To Win or Not To Win?

April 12, 2013 at 2:19 pm Leave a comment

Not surprisingly Sebastian Vettel has stoked the simmering embers of Australian sporting passion, by saying Mark Webber had never supported him and did not deserve to win the Malaysian Grand Prix. Vettel had been instructed by the Red Bull team to not pass Webber but he defied the team and took the line honours. After the race he apologised to a fuming Webber, but it now appears that this may well have been a manufactured apology.

The three-time world champion effectively retracted the apology he issued to Webber and implied that Webber had been guilty of the same crime on a number of occasions.”After all that has happened the past few years, Mark didn’t deserve to win,” Vettel said.

Many experts believe that this was Vettel trying to say that his actions were payback for Webber attacking him in the British Grand Prix two years ago, on that occasion Webber was ordered not to by his team.

In truth this is where F1 as a sporting event can be called into question. We have known for years that the races are many faceted. You have the manufacturers fighting for supremacy, as well as the drivers themselves. Rarely has the question as to which is more important been brought to the fore.

Vettel is a member of the Red Bull team, and judging by the instructions given to him they see the manufacturers title as being paramount, and should one of their drivers take out the championship then that is a bonus. Vettel it would appear sees it very differently. To him the drivers championship is the most important title. Which is not surprising, after all he is a very skilled driver, and the whole aim in the sport is to prove you are the best.

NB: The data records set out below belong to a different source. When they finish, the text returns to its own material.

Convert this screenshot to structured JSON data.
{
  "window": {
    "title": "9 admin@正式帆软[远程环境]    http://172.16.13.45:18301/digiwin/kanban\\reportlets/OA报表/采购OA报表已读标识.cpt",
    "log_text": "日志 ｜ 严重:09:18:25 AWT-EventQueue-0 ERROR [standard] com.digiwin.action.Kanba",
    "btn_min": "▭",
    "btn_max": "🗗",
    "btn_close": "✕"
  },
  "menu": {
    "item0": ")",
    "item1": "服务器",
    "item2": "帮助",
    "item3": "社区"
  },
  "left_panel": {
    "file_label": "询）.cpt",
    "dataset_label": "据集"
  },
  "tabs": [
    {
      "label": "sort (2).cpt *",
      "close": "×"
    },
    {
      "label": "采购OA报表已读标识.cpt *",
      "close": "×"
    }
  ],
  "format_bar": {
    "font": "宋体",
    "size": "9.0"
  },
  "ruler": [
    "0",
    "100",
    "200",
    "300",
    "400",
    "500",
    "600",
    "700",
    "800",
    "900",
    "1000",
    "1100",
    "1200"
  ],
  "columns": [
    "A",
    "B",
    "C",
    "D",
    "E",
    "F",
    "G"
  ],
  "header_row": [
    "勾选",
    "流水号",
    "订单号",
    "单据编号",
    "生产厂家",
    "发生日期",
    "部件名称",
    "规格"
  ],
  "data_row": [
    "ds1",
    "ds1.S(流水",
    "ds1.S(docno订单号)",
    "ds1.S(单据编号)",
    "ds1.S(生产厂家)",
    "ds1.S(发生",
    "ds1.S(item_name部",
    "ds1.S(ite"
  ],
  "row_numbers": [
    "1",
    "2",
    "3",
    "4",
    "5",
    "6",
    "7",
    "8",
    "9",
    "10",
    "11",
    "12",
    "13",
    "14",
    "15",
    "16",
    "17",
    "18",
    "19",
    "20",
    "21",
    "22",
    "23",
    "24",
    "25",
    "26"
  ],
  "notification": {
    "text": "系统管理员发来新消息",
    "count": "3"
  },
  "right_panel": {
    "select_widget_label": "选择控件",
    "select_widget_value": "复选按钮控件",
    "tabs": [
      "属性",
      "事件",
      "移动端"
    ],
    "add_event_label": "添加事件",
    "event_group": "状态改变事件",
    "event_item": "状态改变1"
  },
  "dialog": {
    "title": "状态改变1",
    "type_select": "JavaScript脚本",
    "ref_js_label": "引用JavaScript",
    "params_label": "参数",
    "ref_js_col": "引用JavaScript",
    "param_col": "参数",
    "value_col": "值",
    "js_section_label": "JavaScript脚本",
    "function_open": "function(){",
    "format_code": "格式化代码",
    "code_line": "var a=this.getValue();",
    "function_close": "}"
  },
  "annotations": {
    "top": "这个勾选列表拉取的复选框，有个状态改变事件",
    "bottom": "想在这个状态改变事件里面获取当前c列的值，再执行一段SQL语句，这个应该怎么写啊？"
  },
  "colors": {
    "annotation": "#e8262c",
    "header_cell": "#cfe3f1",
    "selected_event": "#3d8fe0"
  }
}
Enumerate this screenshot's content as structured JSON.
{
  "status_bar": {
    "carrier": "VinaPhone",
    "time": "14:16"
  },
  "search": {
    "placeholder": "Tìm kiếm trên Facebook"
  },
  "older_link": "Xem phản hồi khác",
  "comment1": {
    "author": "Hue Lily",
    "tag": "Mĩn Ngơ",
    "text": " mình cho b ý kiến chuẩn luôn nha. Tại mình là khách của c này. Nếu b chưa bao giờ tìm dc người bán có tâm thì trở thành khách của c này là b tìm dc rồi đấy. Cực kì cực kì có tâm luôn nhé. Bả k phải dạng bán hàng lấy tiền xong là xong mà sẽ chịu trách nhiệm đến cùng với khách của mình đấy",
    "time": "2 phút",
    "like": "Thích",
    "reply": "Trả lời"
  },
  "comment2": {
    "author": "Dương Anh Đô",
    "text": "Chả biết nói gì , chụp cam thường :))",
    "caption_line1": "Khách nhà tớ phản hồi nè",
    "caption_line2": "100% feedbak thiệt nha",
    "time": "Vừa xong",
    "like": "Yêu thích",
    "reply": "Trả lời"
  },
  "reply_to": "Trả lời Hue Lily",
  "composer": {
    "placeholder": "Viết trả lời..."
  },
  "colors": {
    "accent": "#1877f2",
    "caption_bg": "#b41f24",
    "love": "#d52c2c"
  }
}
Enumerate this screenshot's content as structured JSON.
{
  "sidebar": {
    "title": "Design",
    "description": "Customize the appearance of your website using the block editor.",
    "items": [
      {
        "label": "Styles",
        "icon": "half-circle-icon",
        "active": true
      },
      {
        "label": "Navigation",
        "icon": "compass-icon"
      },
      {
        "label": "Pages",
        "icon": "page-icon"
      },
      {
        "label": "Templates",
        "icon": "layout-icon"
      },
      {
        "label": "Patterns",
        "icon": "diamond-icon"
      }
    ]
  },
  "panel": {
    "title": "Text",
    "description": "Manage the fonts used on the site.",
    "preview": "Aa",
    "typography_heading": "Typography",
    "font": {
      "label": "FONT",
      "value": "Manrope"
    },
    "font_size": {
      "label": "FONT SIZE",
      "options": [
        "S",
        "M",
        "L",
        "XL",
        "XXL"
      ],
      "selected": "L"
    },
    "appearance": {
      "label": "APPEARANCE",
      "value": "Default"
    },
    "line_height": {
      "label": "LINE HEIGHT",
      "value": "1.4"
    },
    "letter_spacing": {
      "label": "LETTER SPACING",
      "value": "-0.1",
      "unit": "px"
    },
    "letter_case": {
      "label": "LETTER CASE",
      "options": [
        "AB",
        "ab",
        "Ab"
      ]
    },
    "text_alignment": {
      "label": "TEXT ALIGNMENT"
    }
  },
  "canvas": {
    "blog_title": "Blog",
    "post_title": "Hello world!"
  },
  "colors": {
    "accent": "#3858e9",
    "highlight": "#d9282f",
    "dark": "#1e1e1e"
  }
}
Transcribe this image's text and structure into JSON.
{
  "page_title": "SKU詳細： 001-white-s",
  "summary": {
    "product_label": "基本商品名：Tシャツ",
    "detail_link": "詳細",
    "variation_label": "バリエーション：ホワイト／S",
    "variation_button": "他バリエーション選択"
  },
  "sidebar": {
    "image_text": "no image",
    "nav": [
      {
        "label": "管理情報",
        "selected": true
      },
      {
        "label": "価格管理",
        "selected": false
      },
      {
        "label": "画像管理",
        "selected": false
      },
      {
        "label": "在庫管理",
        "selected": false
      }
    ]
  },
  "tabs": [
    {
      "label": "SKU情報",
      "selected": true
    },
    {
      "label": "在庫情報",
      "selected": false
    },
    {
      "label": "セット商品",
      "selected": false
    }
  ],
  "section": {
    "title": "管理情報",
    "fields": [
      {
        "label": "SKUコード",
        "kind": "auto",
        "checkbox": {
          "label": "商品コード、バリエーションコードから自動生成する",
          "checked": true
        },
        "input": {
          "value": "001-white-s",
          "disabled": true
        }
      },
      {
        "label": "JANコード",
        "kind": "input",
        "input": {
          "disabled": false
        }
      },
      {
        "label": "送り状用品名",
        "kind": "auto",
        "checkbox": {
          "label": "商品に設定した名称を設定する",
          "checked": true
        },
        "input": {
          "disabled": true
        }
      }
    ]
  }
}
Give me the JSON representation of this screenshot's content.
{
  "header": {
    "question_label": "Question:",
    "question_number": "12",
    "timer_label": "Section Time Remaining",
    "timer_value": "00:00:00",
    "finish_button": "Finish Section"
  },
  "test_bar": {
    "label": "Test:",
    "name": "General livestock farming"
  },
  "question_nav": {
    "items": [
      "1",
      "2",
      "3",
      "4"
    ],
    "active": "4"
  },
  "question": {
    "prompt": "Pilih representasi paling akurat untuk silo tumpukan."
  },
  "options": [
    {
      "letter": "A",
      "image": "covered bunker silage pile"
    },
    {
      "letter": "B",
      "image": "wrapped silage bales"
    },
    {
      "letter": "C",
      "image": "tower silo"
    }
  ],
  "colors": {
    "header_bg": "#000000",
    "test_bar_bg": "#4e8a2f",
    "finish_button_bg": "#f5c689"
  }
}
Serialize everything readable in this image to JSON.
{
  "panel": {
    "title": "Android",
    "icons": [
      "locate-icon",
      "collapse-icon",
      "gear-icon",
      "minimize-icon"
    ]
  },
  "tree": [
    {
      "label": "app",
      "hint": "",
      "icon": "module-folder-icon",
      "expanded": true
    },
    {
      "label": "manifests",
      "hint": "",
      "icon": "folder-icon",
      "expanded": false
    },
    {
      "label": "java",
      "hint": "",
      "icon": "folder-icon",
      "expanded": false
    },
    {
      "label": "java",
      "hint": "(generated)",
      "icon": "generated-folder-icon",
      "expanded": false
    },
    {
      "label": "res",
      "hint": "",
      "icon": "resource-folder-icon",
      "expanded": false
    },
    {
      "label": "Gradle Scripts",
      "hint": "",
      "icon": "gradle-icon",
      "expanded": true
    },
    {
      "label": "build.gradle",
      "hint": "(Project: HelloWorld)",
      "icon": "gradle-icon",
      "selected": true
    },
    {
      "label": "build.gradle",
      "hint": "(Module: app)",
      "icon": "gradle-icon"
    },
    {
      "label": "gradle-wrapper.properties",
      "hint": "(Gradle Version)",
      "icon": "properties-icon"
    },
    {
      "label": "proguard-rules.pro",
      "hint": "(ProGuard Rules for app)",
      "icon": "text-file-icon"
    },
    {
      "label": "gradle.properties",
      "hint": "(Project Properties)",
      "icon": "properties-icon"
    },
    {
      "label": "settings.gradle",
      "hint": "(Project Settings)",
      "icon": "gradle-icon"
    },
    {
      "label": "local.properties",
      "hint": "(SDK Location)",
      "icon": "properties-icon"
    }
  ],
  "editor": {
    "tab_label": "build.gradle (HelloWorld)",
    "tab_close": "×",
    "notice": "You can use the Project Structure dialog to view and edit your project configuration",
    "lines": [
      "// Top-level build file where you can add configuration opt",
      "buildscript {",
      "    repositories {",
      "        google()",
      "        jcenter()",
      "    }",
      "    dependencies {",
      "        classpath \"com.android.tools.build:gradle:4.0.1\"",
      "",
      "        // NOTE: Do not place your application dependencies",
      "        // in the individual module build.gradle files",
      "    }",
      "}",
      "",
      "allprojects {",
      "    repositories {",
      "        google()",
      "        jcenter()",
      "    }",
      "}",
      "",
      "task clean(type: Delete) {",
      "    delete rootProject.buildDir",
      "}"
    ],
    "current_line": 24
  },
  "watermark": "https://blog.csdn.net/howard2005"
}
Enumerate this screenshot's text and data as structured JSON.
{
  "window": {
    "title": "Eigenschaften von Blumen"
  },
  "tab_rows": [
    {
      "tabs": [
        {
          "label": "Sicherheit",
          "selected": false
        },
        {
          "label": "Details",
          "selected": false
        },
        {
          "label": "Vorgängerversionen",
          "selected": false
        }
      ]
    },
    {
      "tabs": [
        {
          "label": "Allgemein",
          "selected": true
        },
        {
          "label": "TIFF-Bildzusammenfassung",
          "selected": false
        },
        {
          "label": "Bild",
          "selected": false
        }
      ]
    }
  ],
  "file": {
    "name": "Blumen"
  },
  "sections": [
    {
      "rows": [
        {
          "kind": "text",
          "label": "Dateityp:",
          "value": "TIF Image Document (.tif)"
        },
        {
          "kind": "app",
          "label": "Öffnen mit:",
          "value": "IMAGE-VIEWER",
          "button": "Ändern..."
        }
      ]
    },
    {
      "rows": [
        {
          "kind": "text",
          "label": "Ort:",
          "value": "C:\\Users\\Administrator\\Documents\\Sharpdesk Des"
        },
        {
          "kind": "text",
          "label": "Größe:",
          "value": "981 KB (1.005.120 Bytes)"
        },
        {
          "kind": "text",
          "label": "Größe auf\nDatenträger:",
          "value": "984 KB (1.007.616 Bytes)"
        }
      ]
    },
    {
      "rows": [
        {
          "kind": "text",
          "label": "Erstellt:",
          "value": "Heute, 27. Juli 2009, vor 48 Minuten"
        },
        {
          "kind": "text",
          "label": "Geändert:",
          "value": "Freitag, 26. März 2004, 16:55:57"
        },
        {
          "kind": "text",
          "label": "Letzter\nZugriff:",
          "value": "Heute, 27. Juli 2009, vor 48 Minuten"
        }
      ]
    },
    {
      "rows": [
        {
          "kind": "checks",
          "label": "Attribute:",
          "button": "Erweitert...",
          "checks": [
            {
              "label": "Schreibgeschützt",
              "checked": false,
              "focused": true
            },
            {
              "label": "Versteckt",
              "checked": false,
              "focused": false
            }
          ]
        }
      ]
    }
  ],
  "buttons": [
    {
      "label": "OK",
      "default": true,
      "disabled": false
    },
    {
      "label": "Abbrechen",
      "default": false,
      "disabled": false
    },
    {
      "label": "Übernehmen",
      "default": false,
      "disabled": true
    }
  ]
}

For a number of years drivers have won Grand Prix events around the world because their team mate has eased up and allowed the ‘number one driver’ to win. There have also been occasions where the two work together and prevent a challenger passing so that their team mate can take the chequered flag.

Surely F1 should always be about the driver and the manufacturers championship secondary? If you agree, then maybe you can understand why Vettel passed Webber, because he wants to win, and he wants to be regarded as the best in the world.

So which is to be? The Driver or the car?